Hemingway: “Have you ever shot a charging lion . . . Who wants to fight!”

“I wouldn’t call my babbling poetic, though I was on a roll there.”

“500 francs for a Matisse? I wouldn’t mind getting five or six.”

“The present is unsatisfying because life is unsatisfying.”

Yeesh.

There are some funny moments when Wilson lapses into Seinfeldian chatter and the folks from the 1920s look at him funny. Adrien Brody is a hoot as Dali. The movie is also very pretty.

That’s not enough, notwithstanding the Academy and a 93% rating on Rotten Tomatoes.

John Frankenheimer’s Ronin was a primer on film car chases, equaling William Friedken’s set pieces in The French Connection and To Live and Die in L.A. and surpassing Peter Yates in Bullitt (though, The Seven Ups has the best car chase scene in film history).

In James Foley’s The Corruptor, you can see the worst car chase in all of film, a 25 mile per hour snorefest through the alleys of NYC’s Chinatown. One straight line, very low speed, back and forth, back and forth. One Adam 12 had wilder high speed pursuits.

The “chase” is indicative of Foley’s ineptitude with the action genre (Foley’s best work has been in the non-action category – Glengarry Glen Ross and After Dark, My Sweet. His principals – Mark Wahlberg and Yun Fat Chow – kill everyone in sight with handguns, loaded by their inexhaustible supply of clips. And if you are firing at Wahlberg or Chow with a machine gun, you will miss, but you will also break a lot of glass. Indeed, the opening action sequence is a shootout in a lamp and ceramic store.

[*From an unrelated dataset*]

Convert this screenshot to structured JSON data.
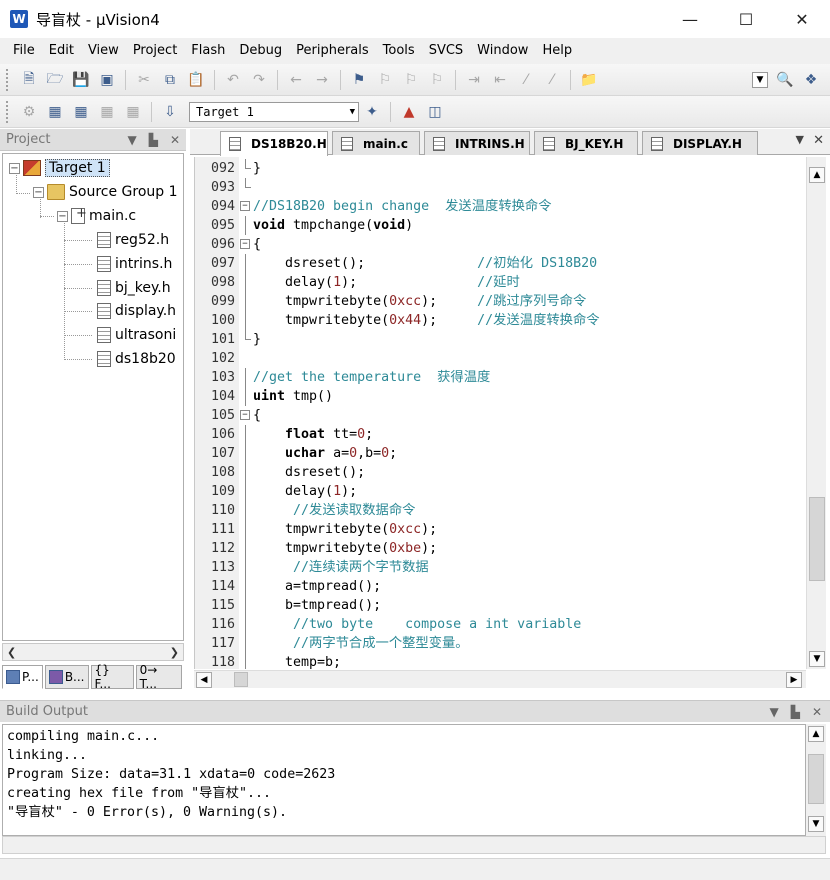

So, the action is ham-handed and sadly, the script sucks. In a nutshell: Old vet meets young rookie, who has been assigned to Chinatown. Old vet tells young rookie, “You don’t change Chinatown. It changes you.” Or something like that, because Chow’s English is a little iffy, so the line may come across as follow: “Ru don chanse Chintown. It chanses ru.” Thereafter, we hear the patented “dow, dow, ding” of Chinese massage parlor music.

Chow’s principal strength is the ability to make his eyes go all crazy just before he’s about to shoot a bunch of guys.

Wahlberg, who can be effective when leashed very tight, merely sleepwalks through this muddle.